Organoids are essentially just three-dimensional tissue cultures grown from stem cells. To get the organoids to grow “correctly,” scientists create a specific environment for the stem cells that allow them to follow their ingrained genetic instructions to organize in the specified structure.
This structure is tiny (anywhere from the width of a hair to around five millimeters), so it’s not as if researchers have a 1:1 scale human heart suspended in a lab! Using the specialized cell-culturing technique, scientists can grow an organoid of almost any organ in the human body: including the brain, heart, liver, kidney, and lungs.
Having an unparalleled way to observe how an organ reacts to disease or treatment has given scientists a powerful tool they’ve never had before. Now researchers can target one organ at a time and track results in real-time.
As exciting as organoids are for researchers, more work still needs to be done. Namely, researchers want organoids to be more advanced to better simulate the complexity of the in vivo (within the body) environment. As of now, organoids lack vascular and immune cells, which means there is a strict limit on how big they can grow without cell death. They are also not interconnected with other cells and tissues, so they are unable to capture the full repertoire of interactions found in the body, such as immune signaling and metabolic feedback. This is a huge drawback for organoids versus in vivo research.
In addition to this, organoids can have variability: between batches of organoids from the same starting material, within a culture, or even between areas of an organoid itself. This means that organoids are not perfectly uniform even if they are grown the same way using the same materials. This variability will need to be reduced to increase the reliability of research using organoids.
Despite some of the challenges with organoids, they remain a useful tool used in several fascinating studies. The ability to generate an essentially unlimited amount of tissue to test is the primary strength of organoids, particularly in rare disease research. Developing treatments for rare disease can be difficult due to relatively small affected populations, an issue which could be dramatically mitigated with organoid use.

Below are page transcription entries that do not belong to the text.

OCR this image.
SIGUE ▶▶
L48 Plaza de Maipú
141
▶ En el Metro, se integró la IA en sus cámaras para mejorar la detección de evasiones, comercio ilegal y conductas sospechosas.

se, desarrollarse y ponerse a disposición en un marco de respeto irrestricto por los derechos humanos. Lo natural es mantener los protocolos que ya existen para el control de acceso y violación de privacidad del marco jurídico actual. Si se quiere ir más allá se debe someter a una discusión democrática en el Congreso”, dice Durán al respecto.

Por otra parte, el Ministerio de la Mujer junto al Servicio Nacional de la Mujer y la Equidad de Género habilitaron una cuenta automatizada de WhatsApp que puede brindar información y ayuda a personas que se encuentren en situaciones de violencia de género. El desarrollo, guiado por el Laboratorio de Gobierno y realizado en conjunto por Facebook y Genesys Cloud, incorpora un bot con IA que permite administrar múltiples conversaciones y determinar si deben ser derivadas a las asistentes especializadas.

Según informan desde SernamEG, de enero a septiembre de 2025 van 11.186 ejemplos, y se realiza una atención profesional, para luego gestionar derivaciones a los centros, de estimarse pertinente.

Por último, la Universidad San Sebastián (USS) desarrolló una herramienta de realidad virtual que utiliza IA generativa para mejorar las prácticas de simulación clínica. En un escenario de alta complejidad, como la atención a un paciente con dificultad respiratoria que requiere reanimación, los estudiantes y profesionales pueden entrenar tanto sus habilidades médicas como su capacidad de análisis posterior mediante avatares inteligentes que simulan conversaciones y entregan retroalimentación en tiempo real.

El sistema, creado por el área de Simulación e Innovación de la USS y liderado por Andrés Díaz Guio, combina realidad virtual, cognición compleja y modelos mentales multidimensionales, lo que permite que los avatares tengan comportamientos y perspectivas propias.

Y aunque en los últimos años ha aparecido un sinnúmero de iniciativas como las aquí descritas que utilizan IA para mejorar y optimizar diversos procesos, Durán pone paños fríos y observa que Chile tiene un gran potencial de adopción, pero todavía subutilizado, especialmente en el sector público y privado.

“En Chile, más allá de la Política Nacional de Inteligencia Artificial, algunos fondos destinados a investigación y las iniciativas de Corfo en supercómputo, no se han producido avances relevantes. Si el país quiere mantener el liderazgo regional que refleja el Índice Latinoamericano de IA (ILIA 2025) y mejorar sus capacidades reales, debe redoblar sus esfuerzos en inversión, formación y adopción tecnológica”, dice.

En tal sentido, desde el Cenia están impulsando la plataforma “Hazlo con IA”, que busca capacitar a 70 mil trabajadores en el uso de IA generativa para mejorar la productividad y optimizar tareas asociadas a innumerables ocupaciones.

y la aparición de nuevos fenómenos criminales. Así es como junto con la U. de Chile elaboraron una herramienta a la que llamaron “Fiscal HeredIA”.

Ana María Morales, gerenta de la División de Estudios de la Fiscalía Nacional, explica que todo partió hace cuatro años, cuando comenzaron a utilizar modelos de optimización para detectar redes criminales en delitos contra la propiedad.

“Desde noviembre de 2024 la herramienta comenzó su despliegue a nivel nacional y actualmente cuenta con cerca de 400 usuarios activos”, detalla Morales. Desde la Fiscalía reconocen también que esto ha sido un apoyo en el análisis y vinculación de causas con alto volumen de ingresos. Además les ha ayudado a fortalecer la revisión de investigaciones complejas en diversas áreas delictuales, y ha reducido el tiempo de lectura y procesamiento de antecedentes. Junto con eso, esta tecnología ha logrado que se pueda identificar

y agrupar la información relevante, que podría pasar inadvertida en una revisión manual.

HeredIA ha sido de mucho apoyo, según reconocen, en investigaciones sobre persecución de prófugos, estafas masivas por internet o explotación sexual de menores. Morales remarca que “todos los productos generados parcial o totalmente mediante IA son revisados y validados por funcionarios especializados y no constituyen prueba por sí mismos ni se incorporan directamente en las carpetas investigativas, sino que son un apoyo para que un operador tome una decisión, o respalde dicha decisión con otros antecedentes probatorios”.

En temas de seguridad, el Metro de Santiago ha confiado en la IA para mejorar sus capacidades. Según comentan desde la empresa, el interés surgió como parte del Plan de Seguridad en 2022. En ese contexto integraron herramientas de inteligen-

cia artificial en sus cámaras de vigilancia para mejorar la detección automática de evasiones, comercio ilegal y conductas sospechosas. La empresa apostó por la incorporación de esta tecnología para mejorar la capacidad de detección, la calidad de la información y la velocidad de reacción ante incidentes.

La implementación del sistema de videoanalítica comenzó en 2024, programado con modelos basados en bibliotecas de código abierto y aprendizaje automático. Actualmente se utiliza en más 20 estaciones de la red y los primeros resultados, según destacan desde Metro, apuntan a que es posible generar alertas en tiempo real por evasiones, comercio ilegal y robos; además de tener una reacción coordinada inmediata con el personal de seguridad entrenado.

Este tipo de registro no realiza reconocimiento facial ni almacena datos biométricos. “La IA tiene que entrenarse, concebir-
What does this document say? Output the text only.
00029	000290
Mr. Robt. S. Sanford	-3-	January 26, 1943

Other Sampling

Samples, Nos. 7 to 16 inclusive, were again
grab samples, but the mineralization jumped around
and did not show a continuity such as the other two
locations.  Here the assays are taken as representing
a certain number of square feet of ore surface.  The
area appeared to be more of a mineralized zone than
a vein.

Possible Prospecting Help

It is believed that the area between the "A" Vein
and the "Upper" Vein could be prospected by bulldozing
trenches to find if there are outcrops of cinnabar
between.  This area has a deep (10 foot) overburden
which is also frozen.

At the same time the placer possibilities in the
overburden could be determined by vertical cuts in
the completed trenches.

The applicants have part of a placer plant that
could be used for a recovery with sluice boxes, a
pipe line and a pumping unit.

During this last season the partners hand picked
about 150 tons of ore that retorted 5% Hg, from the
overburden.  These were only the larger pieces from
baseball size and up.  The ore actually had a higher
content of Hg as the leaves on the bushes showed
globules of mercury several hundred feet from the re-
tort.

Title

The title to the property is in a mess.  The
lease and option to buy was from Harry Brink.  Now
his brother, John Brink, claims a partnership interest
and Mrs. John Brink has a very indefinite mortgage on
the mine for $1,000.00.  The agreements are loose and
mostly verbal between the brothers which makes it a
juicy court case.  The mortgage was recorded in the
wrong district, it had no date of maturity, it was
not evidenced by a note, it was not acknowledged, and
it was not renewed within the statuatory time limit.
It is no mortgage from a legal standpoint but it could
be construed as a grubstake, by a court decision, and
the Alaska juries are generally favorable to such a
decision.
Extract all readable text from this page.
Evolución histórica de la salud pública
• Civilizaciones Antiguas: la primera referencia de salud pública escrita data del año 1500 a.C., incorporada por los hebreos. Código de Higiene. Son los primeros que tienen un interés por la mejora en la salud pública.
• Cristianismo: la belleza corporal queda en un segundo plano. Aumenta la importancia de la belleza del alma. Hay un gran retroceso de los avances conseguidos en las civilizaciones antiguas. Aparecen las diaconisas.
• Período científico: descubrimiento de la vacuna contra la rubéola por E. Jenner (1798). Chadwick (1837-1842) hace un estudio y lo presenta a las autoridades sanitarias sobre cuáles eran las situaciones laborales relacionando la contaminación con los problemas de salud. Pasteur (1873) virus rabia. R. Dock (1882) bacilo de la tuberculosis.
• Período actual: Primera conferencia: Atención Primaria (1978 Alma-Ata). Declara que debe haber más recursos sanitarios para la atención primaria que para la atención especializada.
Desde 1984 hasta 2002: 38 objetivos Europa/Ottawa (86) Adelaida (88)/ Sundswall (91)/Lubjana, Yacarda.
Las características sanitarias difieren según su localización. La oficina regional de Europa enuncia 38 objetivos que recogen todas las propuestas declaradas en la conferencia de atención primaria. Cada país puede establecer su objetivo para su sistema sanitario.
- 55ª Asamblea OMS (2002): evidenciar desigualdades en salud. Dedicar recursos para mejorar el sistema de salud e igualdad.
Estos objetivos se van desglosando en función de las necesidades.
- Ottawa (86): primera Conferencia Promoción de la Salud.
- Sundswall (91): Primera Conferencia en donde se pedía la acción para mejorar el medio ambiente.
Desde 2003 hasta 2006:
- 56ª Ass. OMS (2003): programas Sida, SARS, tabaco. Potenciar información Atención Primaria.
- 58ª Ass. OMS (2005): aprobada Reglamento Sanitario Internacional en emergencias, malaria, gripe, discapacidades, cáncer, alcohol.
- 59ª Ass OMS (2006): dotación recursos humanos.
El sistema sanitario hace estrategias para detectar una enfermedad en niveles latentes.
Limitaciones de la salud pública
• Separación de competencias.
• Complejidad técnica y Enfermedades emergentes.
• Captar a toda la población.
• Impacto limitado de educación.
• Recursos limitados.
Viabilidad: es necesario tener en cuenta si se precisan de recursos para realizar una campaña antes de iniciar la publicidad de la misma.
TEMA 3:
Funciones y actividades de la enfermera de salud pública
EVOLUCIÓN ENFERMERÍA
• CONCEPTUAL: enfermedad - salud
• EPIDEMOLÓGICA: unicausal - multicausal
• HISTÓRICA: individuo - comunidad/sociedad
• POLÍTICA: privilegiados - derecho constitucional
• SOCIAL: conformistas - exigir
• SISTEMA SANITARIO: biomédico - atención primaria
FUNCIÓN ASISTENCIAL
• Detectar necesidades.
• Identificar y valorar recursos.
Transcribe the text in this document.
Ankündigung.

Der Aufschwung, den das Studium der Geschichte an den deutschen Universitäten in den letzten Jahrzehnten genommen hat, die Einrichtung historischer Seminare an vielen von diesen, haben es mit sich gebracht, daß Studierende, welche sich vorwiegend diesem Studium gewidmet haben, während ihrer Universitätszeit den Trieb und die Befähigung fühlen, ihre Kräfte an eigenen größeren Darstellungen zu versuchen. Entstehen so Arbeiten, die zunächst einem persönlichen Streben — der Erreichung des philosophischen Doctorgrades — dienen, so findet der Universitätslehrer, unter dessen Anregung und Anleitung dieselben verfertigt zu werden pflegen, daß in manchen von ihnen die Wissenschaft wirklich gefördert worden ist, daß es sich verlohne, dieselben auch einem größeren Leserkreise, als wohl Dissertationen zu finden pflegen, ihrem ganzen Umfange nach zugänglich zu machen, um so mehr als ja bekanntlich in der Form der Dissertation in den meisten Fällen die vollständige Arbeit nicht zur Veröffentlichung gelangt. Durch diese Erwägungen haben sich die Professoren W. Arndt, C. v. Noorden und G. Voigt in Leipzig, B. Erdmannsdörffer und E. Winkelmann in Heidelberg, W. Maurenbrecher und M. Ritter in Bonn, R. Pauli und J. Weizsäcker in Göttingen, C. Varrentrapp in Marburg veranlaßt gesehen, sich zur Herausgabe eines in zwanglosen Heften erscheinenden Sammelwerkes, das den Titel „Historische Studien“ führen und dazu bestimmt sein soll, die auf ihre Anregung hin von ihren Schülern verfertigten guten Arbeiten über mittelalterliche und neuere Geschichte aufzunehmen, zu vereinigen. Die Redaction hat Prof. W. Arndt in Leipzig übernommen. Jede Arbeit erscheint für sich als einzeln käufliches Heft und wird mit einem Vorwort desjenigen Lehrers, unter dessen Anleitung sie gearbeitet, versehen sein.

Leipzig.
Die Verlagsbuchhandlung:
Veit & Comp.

Besides use in rare disease research, organoids have been used in other therapeutic studies, including examining brain neurons, misfiring stem cells, and even insulin production. The organoid can be used in any application where researchers want to take a closer look at a process. This visibility is even more powerful when it’s a process that is hard to observe in vivo or a rare process.
Organoids have a considerable upside for researchers. They can be grown relatively rapidly and cheaply, and they can model a variety of organs and structures within the body that researchers can fully observe. Due to this, despite the drawbacks of organoids being a relatively young technology, organoids are of high interest to a broad field of researchers, and they will continue to be developed as a potent weapon in the fight for personalized treatments.